This may set a record for my shortest diary post. Well, it’s gotten longer than I thought it would be, but not by much.
I could just put one or two links out here, but let me make it an honest post.
As I finished reading a book last Saturday, I decided that I was probably coming down with a cold. The timing was wrong for it to be my mild allergy to my own cats — that kicks in in the morning when they are both sleeping beside me. I went out and bought chicken soup, frozen foods, and some medicine. I had a large supply of paper towels (10 rolls).
I was right, it was a cold. It never got very bad, never moved from my head to my throat, but my eyes hurt sometimes from the congestion.
It was, however, ironic. The book I had just finished reading was “The Great Influenza” by John M. Barry — the story of the deadly flu pandemic at the end of World War I.
I read when I could, watched TV when I couldn’t read. I did a little mathematics, but not much — and I’m still trying to catch up.
I am working on a logic post, and on the mathematics of orbits… and I’ve been playing with the fast Fourier transform and color. We’ll see if I get the logic post done this weekend.
I was more successful at rereading “Guns, Germs, and Steel” by Jared Diamond.
Rather than try to write an essay about something, let me give you two links.
The first one is a general link to mathematics in the movies, collected by a professor at Harvard.
The second one is a specific link to a really cool piece of mathematics from a “Ma and Pa Kettle” movie, in which they demonstrate that 25 divided by 5 is 14.
Yes, it is really cool even though it is really wrong.

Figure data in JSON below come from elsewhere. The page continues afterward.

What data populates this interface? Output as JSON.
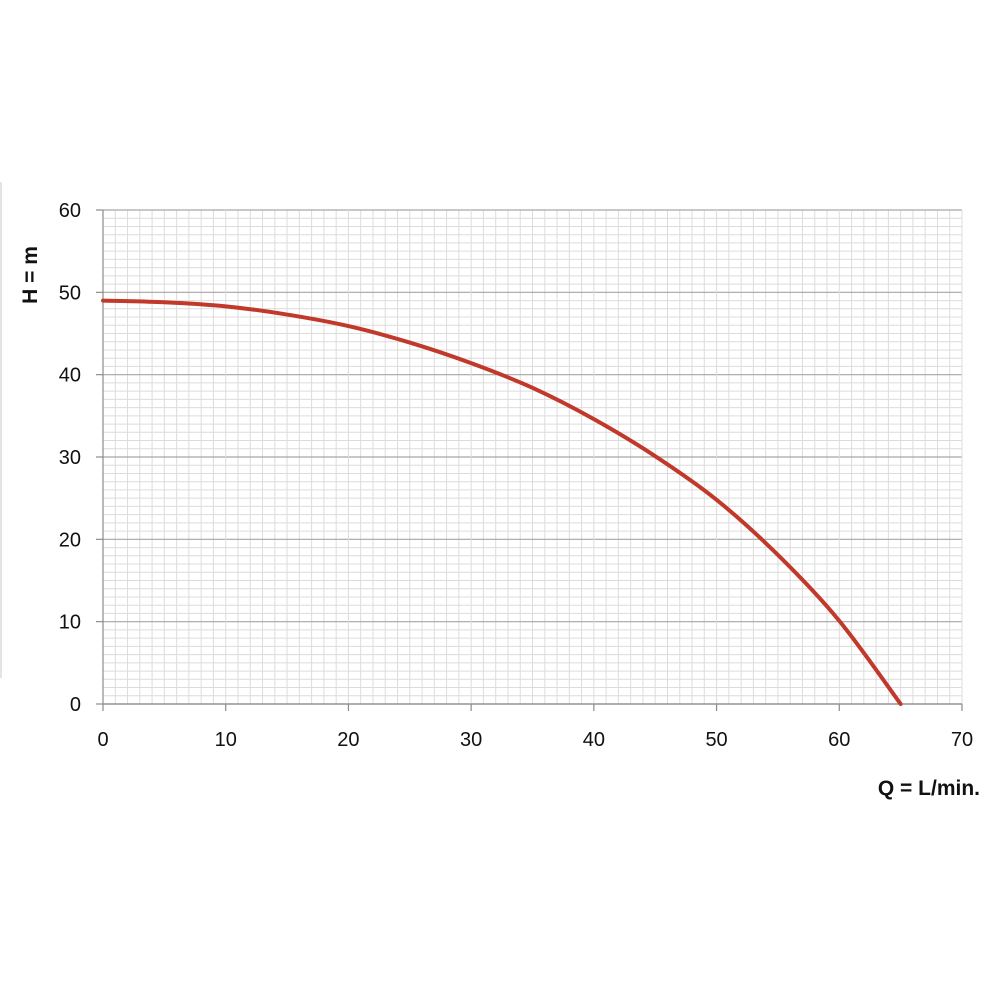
{
  "chart_data": {
    "type": "line",
    "title": "",
    "xlabel": "Q = L/min.",
    "ylabel": "H = m",
    "xlim": [
      0,
      70
    ],
    "ylim": [
      0,
      60
    ],
    "x_ticks": [
      0,
      10,
      20,
      30,
      40,
      50,
      60,
      70
    ],
    "y_ticks": [
      0,
      10,
      20,
      30,
      40,
      50,
      60
    ],
    "x_tick_labels": [
      "0",
      "10",
      "20",
      "30",
      "40",
      "50",
      "60",
      "70"
    ],
    "y_tick_labels": [
      "0",
      "10",
      "20",
      "30",
      "40",
      "50",
      "60"
    ],
    "grid": true,
    "legend": "none",
    "series": [
      {
        "color": "#c0392b",
        "x": [
          0,
          5,
          10,
          15,
          20,
          25,
          30,
          35,
          40,
          45,
          50,
          55,
          60,
          65
        ],
        "y": [
          49,
          48.8,
          48.3,
          47.3,
          45.9,
          43.9,
          41.4,
          38.4,
          34.6,
          30.1,
          24.8,
          18.1,
          10.1,
          0
        ]
      }
    ]
  },
  "colors": {
    "major_grid": "#a6a6a6",
    "minor_grid": "#dcdcdc",
    "curve": "#c0392b"
  }
}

What stunned me was that after failing to convince somebody of the division, the characters attempt to demonstrate the result by multiplication — and failing at that, they attempt to demonstrate it by addition.
I was stunned when I saw it. But 70 years ago there was a screenwriter who knew that you could check a division by doing multiplication, and you could check a multiplication by doing addition. I suspect that 70 years ago that understanding wasn’t unusual.
You might find it very instructive to isolate the mistake Ma and Pa Kettle are making. And, like me, you might get a kick out of the movie.